I’ve often talked about my own classroom as a studio and laboratory where children could find a safe place to experiment and take chances. Creating this risk-free environment was a priority for me. It was important in school and also at home for my daughter, Simone.
Now an adult with her own 11-year-old child, Simone has become a world-renown pianist. She realized her passion for music at a very young age. When she was almost nine years old we enrolled her in a pre-college Saturday program at the Manhattan School of Music. She studied solo piano, played in ensembles, learned ear training and music theory, sang in a chorus and attended a performance class. She thrived in this musical world and never missed one Saturday from when she began in third grade until she graduated high school.
Not all of the students were as serious as Simone about their music instruction and an important part of each Saturday was also spent in play…running through the halls playing tag, giggling about boys when the teen years hit, sitting around talking…generally just being children having a good old time. After being at Manhattan School for a few years, many people who were seriously involved in music suggested that we transfer Simone to the Juilliard pre-college division. This was a more career-driven program with higher professional standards that the students were held to. I vehemently refused to agree to this change. I wanted Simone to have the freedom to find her own way and to take chances in a relatively low-risk, playful and nurturing school.
In describing the importance of the work environment, the Pulitzer prize- winning author, Jhumpa Lahiri, said, “ My holy space is my studio. That’s the safest space. An artists studio is the place where the artist feels most protected because in that space he or she is the most vulnerable and invulnerable at the same time because that’s what one has to feel in order to make something.”
Our young students are both vulnerable and invulnerable, just like the artist or writer in the studio. They enter kindergarten sometimes apprehensive, often eager and usually curious. Here is a new world to explore, new people to meet and many new skills and rules to learn.
On my visits to the schools in Reggio Emilia and in discussions with the Italian teachers, my colleagues and I were impressed with the very strong faith and belief in children’s abilities that permeated all that we saw and heard. Teachers encouraged children by sharing meaningful observations, providing interesting provocations and giving children a lot of time and freedom to explore with a variety of materials. Learning was a communal experience and children shared, discussed, explained, argued, mediated and created together in the safety of their school environment.
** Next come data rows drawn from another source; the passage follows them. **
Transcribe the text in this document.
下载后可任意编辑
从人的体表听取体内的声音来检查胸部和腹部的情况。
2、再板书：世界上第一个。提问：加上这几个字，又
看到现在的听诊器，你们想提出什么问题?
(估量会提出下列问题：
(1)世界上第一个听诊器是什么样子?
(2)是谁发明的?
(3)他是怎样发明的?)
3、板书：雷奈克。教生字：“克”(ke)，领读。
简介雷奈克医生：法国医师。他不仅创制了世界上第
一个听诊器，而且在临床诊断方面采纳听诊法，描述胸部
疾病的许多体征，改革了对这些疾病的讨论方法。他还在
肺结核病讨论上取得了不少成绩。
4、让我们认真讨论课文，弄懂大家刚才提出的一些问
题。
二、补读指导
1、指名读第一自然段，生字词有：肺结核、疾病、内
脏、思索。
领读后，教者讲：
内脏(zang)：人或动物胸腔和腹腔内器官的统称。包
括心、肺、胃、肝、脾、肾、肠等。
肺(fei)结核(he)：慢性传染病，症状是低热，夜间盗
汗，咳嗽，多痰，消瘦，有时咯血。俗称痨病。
In 1988 I returned to teaching kindergarten after having spent the last ten years teaching pre-kindergarten. In my school, all of the kindergartens were taking part in the writing workshop under the tutelage of the Teachers College Reading and Writing Project. I was skeptical and reluctant to push my young children into something that they might not be ready for. However, I quickly changed my mind when I saw how inquiry-based the workshop was and how much fun the children were having drawing and sharing their stories.
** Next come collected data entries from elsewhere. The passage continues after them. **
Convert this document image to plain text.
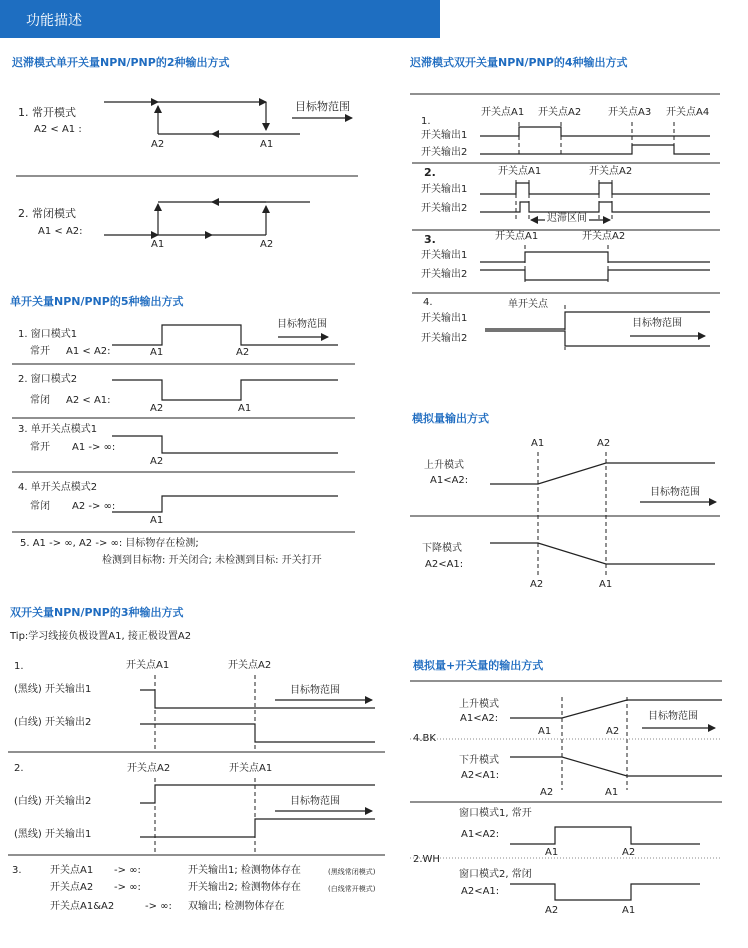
功能描述
迟滞模式单开关量NPN/PNP的2种输出方式
1. 常开模式
A2 < A1 :
目标物范围
A2	A1
2. 常闭模式
A1 < A2:
A1	A2
单开关量NPN/PNP的5种输出方式
1. 窗口模式1
常开 A1 < A2:
目标物范围
A1	A2
2. 窗口模式2
常闭 A2 < A1:
A2	A1
3. 单开关点模式1
常开 A1 -> ∞:
A2
4. 单开关点模式2
常闭 A2 -> ∞:
A1
5. A1 -> ∞, A2 -> ∞: 目标物存在检测;
检测到目标物: 开关闭合; 未检测到目标: 开关打开
双开关量NPN/PNP的3种输出方式
Tip:学习线接负极设置A1, 接正极设置A2
1.	开关点A1	开关点A2
(黑线) 开关输出1	目标物范围
(白线) 开关输出2
2.	开关点A2	开关点A1
(白线) 开关输出2	目标物范围
(黑线) 开关输出1
3.	开关点A1 -> ∞:	开关输出1; 检测物体存在	(黑线常闭模式)
开关点A2 -> ∞:	开关输出2; 检测物体存在	(白线常开模式)
开关点A1&A2	-> ∞: 双输出; 检测物体存在
迟滞模式双开关量NPN/PNP的4种输出方式
1.
开关点A1 开关点A2	开关点A3 开关点A4
开关输出1
开关输出2
2.	开关点A1	开关点A2
开关输出1
开关输出2
迟滞区间
3.	开关点A1	开关点A2
开关输出1
开关输出2
4.	单开关点
开关输出1	目标物范围
开关输出2
模拟量输出方式
A1	A2
上升模式
A1<A2:
目标物范围
下降模式
A2<A1:
A2	A1
模拟量+开关量的输出方式
上升模式
A1<A2:	目标物范围
A1	A2
4.BK
下升模式
A2<A1:
A2	A1
窗口模式1, 常开
A1<A2:
A1	A2
2.WH
窗口模式2, 常闭
A2<A1:
A2	A1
The writing workshop was a wonderfully risk free time of day, when children could take many chances in exploring some previously uncharted territory. Mark, who came into kindergarten without any pre-school experience, could proudly show me his swirly scribble and talk at length about his ride on the roller coaster at Coney Island.
During the same workshop, Neal worked intensely on his bird poem,
Hiw or Birds ther Color?
How are birds their color?
FlmiNGGows or PiiNGk
Flamingos are pink
BeCis thea eat Shrmp
Because they eat shrimp
CirDNils or Red Becis thea Eat Pstir
Cardinals are red because they eat pizza
Blwjis or Blw Becis thea Eat BlwBires
Bluejays are blue because they eat blueberries
Pekics or Gren BeCis thea Eat Gris
Peacocks are green because they eat grass
Chikings or Briwn
Chickens are brown
Becis thea Eat Dirt
Because they eat dirt
Wit iF a Bird Eats a Rinbow
What if a bird eats a rainbow?
Both boys were experimenting with writing and language. They weren’t in competition with each other. They were both proud of their work and encouraged to keep writing.
Would they have felt as free to experiment if they were asked to self-assess their work against this rubric that I saw in a kindergarten classroom last October?
When the classroom teacher noticed the look of horror on my face, she sheepishly said, “I knew that you wouldn’t like this Renee. Our TC Staff Developer told us that we have to use it.” I thought of how Mark would have been crushed. Perhaps he would not have gone on to become our class “master of the double e”. Later in the year, when Mark felt ready to start adding words to his stories, he discovered “ee”, finding this double letter in all different places, even on a tee shirt that he wore, with great excitement, to school.
I wonder, with great sadness, about the change that has taken place in this wonderful program that at one time valued the stories of all children. Of course it is not only the writing workshop that has lost its way. Somehow, the vision of the strong and able child, a child filled with personal history and great potential appears to have vanished from our school system. Belief and trust have been set aside…no belief and trust in children…no belief and trust in teachers. Teachers are controlled with threats and fear. Children are controlled with rubrics, tests, scripted lessons and unrealistic, uninspiring expectations.
A sweatshop-like factory has sadly replaced the studio and laboratory. Perhaps the children need a union!